Attendorn/Olpe. . Das Südsauerland-Museum in Attendorn zeigt Bilder aus der Sammlung Gerhard Schneider zum Thema „Erster Weltkrieg“. Die Motive zeigen die Unbarmherzigkeit und das unendliche Leid dieser Katastrophe.

„Das Sterben im Ersten Weltkrieg war wohl noch grauenhafter als im Zweiten. Weil länger gelitten wurde, weil die Materialschlachten so unsagbar fürchterlich waren.“ Wenn der Olper Kunstsammler Dr. Gerhard Schneider von der expressiven Kunst spricht, die zwischen 1914 und 1918 in Deutschland entstand, aber auch noch später darauf Bezug nahm, dann eröffnet sich ein historisches Panorama, das nicht zuletzt durch die Schrecken des Zweiten Weltkriegs in der Erinnerung unverhältnismäßig verblasst ist. Nun, im 100. Gedenkjahr jener Schlachten, an denen Menschen aus 72 Nationen teilnahmen und in deren Verlauf mehr als 20 Millionen Tote zu beklagen waren, gerät das blutige Vorgestern noch einmal in den Fokus der Gegenwart.

Dem Südsauerland-Museum in Attendorn ist es gelungen, Teile der Sammlung Schneider für die Ausstellung „Der Erste Weltkrieg im Spiegel der Kunst“ nach Südwestfalen zu holen. Zwischen den Präsentationen in Reutlingen und später noch in Aschaffenburg hat Gerhard Schneider für das Sauerland 112 Ölbilder, Aquarelle, Zeichnungen und Drucke zum Thema aus seiner Sammlung ausgewählt, die übrigens mit weit über 1000 Arbeiten die weltgrößte ihrer Art ist.

Museumsdirektorin Monika ­Löcken hat die Schau zudem mit einigen regionalen Exponaten ergänzt, wie beispielsweise einer alten Schulfahne, einer Bronzetafel mit den Namen gefallener Schüler aus Attendorn, Briefen, Fotografien und anderen Zeugnissen.

Keinerlei Hurra-Patriotismus

Im Mittelpunkt aber steht die Kunst, steht der künstlerische Reflex auf den Krieg.

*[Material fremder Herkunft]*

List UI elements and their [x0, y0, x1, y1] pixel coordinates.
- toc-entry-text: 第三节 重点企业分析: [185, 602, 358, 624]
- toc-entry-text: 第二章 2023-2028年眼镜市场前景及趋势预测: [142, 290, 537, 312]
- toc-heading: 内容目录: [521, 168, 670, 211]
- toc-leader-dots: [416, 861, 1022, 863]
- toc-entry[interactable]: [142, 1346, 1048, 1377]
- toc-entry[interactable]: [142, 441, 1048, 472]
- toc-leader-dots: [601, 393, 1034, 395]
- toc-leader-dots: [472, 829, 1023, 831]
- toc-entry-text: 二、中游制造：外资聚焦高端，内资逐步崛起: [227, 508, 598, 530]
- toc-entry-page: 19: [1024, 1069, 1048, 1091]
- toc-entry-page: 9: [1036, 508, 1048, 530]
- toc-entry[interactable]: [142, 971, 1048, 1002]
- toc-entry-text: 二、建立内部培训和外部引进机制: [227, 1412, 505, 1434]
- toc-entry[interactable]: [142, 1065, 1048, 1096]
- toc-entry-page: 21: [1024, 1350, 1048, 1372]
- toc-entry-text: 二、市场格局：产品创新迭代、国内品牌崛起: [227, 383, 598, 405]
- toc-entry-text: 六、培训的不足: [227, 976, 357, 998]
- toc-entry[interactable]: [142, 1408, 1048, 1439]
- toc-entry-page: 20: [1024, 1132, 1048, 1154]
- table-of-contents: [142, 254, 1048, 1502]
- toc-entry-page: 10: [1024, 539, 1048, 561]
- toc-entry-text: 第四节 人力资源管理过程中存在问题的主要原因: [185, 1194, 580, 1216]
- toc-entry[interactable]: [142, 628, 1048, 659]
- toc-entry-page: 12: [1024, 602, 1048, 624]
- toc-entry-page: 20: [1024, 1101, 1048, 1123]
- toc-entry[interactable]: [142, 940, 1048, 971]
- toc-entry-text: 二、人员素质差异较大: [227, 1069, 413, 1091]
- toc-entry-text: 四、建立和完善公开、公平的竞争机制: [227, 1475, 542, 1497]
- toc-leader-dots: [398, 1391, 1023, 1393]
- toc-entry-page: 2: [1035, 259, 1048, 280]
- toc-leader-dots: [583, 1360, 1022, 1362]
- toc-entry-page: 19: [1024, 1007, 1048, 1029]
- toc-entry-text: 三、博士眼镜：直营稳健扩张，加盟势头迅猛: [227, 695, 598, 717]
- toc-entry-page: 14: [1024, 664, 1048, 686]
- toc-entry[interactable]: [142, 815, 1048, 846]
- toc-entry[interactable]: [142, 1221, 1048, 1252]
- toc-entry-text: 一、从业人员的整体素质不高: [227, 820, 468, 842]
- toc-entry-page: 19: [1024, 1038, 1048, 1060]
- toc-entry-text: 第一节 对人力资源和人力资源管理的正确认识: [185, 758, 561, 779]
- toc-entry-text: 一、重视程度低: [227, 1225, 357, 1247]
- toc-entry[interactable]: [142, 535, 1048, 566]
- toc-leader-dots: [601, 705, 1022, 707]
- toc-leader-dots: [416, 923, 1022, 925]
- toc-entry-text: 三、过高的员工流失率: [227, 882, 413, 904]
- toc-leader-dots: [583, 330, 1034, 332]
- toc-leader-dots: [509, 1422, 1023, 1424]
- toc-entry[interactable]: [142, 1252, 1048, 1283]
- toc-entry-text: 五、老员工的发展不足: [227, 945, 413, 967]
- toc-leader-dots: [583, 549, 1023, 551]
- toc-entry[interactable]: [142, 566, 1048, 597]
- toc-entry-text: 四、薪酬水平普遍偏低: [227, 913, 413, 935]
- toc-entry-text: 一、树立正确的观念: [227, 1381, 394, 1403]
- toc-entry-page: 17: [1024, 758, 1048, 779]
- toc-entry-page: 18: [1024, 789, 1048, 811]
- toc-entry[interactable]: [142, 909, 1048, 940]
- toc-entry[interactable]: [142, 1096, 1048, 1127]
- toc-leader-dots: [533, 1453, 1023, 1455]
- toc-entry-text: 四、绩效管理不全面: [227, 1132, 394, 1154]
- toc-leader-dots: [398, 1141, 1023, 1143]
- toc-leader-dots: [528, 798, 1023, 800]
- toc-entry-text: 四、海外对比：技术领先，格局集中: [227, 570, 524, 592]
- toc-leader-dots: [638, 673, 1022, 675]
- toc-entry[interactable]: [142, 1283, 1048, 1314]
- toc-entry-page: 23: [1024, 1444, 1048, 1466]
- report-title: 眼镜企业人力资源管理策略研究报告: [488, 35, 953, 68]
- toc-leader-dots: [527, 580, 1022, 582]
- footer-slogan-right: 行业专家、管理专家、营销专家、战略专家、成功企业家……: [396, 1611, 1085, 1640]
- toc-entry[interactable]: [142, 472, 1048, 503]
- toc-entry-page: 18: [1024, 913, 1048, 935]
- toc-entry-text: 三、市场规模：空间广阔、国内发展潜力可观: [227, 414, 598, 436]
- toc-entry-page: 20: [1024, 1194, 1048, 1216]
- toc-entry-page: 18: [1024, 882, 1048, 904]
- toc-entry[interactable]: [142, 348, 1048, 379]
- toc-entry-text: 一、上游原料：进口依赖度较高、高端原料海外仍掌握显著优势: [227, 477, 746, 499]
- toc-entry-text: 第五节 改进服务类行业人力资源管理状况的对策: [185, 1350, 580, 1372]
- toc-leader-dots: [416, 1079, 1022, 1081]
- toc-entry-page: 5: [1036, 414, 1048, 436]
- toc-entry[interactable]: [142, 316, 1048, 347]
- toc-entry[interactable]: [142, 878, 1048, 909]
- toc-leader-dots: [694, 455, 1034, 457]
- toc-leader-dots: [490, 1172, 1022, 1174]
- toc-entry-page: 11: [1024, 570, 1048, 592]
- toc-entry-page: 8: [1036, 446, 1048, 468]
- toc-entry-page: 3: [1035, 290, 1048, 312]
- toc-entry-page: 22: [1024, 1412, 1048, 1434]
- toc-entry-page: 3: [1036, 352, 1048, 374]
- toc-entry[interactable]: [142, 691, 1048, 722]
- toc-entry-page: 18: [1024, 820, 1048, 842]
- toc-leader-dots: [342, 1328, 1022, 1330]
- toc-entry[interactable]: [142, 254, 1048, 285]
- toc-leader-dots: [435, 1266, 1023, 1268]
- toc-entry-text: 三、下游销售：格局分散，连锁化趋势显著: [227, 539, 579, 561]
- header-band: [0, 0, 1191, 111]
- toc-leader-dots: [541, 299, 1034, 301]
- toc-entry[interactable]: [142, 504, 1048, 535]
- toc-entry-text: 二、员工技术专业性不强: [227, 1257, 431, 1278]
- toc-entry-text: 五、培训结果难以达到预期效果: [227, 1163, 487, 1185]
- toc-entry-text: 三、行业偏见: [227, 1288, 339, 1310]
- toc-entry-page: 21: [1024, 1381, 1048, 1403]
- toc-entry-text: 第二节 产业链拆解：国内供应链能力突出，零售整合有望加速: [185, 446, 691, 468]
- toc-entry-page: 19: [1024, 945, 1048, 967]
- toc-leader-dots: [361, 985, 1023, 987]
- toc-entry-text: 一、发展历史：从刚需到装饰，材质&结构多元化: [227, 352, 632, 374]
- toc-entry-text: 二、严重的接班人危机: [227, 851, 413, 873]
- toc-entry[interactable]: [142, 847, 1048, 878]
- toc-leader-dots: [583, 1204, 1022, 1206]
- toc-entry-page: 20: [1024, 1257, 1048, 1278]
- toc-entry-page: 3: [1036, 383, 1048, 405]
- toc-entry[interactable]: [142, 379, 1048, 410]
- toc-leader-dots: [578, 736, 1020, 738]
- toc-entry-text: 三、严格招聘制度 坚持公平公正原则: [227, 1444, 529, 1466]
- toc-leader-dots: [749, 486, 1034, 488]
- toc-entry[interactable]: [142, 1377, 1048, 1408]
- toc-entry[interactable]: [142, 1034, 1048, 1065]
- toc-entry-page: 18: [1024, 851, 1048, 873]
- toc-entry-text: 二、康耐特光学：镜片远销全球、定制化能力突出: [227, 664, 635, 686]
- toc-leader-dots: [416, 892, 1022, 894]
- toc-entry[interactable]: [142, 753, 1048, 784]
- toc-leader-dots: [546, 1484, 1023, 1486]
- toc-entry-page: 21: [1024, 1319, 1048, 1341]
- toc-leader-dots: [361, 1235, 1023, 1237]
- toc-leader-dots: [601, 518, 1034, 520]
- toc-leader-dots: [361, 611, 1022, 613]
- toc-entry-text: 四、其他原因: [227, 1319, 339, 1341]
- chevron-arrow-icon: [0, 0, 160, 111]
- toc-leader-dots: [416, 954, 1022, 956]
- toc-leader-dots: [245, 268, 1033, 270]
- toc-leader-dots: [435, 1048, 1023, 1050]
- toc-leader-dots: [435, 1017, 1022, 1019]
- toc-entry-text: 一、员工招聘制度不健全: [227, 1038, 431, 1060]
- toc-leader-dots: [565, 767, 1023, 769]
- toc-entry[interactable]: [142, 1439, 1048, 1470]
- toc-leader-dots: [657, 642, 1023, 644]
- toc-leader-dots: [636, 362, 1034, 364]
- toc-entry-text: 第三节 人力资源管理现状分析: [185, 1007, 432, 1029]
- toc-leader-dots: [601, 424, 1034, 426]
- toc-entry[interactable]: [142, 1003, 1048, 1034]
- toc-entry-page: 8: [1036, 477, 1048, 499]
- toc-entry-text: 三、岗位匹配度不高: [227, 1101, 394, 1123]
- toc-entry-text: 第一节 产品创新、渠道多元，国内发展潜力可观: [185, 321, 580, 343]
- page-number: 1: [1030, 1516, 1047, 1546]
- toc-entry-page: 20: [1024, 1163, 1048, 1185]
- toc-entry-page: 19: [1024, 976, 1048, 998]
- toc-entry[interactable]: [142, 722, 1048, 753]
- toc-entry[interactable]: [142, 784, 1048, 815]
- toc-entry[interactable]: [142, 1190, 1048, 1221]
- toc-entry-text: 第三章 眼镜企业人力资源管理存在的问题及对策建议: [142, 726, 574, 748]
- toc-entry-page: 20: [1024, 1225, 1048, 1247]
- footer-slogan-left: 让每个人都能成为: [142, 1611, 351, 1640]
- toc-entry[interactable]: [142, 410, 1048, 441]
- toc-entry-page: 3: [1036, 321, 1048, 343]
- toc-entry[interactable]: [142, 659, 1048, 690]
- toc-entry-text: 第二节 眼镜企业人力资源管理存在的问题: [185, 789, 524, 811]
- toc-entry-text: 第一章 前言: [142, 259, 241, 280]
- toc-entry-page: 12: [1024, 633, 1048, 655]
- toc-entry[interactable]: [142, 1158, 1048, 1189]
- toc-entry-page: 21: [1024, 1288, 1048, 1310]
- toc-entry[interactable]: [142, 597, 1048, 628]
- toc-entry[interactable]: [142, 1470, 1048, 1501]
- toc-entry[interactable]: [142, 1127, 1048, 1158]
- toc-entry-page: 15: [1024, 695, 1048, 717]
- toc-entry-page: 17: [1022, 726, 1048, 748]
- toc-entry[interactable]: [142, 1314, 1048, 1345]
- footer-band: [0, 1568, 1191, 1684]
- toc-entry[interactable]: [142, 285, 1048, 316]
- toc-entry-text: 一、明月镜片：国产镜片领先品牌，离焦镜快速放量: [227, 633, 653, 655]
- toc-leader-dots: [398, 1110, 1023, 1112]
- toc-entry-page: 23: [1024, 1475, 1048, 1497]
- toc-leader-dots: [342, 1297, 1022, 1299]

Mag unter den kreativen auch noch anfänglich ein gewisser Hurra-Patriotismus in einigen wenigen Motiven durchschimmern, so wandelt sich die Haltung schnell in schier fassungsloses Entsetzen, in Schmerz und Trauer, Ohnmacht und unmittel­bare Todeserfahrung.

Es ist das Verdienst Gerhard Schneiders, dass er über Jahrzehnte hinweg nicht nur die großen Namen von Kollwitz, Kirchner, Pechstein, Slevogt, Dix, Grosz, Klee und anderen gesammelt hat, sondern auch den eher unbekannten und weitgehend vergessenen Malern zu später Erinnerung und künstlerischer Anerkennung verholfen hat - und angesichts der Attendorner Ausstellung neuerlich verhilft.

Die Bilder spiegeln dramatische Schicksale inmitten des epochalen Untergangs. Gemalte Kriegstagebücher, Ölbilder direkt in Schützengräben gefertigt, Friedensaufrufe, monströse Klagen im Schatten der Todeskämpfe und anderes mehr fügt sich zu einem dramatischen Aufschrei gegen den Krieg.

Einladung des Bundespräsidenten

„Zu Beginn wollten in Europa alle den Krieg, nicht nur die Deutschen“, sagt Dr. Schneider, und er betont auch, dass deutsche Künstler mehr als andere sich schon früh mit ihren Arbeiten gegen den Krieg positionierten: „Wir können hier in Attendorn sehr wohl von einer Antikriegsausstellung sprechen; kein einziger Expressionist damals war ein Reaktionär, auch das belegt diese Schau eindrucksvoll.“

Längst hat Gerhard Schneider mit seiner Sammlung nicht nur bundesweit, sondern auch international hohe Anerkennung in Fachkreisen gefunden. Zur Ausstellung in Reutlingen kamen mehr als 3000 Besucher, und gerade hat der Olper Kunstkenner eine Einladung von Bundespräsident Gauck zu einem internationalen Symposium am 27. Juni ins Schloss Belvedere nach Berlin bekommen. Die Veranstaltung, höchstkarätig von Kunstexperten und Historikern besetzt, steht unter dem Motto „Der Tag der Erinnerung und des Ausblicks“. Dr. Gerhard Schneider hat zu beiden Aspekten bereits einen wesentlichen Beitrag geleistet.